Future enhancements in nano-technology will inevitably result in smaller products’ services, applications and, yes, businesses. Prices too, will become smaller. Increased productivity will result in more free-time and better timing. Skill-sets will vary.
CONTEXT OR CONTENT
The true measure of relevance of a company, product, service and application is often determined by its “fit” to the marketplace.
That is, the context, which can be, and often is, more important and influential than the content.
Indeed, the former can and does impact directly on the latter.
For instance, are postal services redundant to most? Some 98% of mail-usage is generated by business and public sector entities complying with regulatory obligations and practices.
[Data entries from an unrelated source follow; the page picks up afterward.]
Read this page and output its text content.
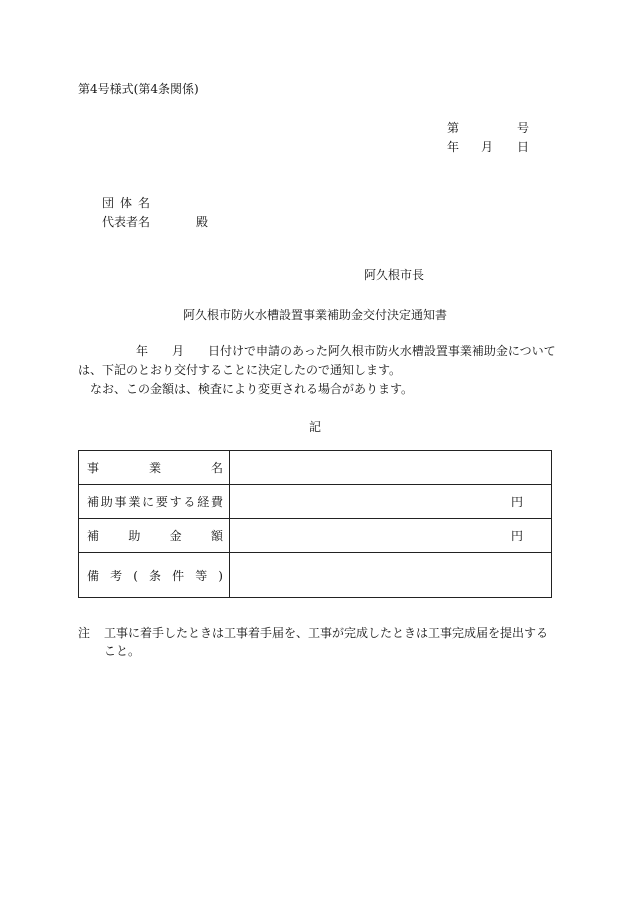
第4号様式(第4条関係)
第	号
年 月 日
団体名
代表者名	殿
阿久根市長
阿久根市防火水槽設置事業補助金交付決定通知書

年 月 日付けで申請のあった阿久根市防火水槽設置事業補助金については、下記のとおり交付することに決定したので通知します。

なお、この金額は、検査により変更される場合があります。

記
事業名	
補助事業に要する経費	円
補助金額	円
備考(条件等)	
注	工事に着手したときは工事着手届を、工事が完成したときは工事完成届を提出すること。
To many the service offering that is not pertinent, nor applied by individual consumers.
Therefore, why persist with the trading name:
It is as relevant as Post and Rail Fencing is to urban residents. What does it all mean?
These case studies are further evidence that the changes being experienced at present are not seasonal or cyclical. They are indeed structural.
It behoves all business owners and leaders to reassess and redefine:
What industry are we in?
The answer will inevitably evoke a lot of questions … and changes.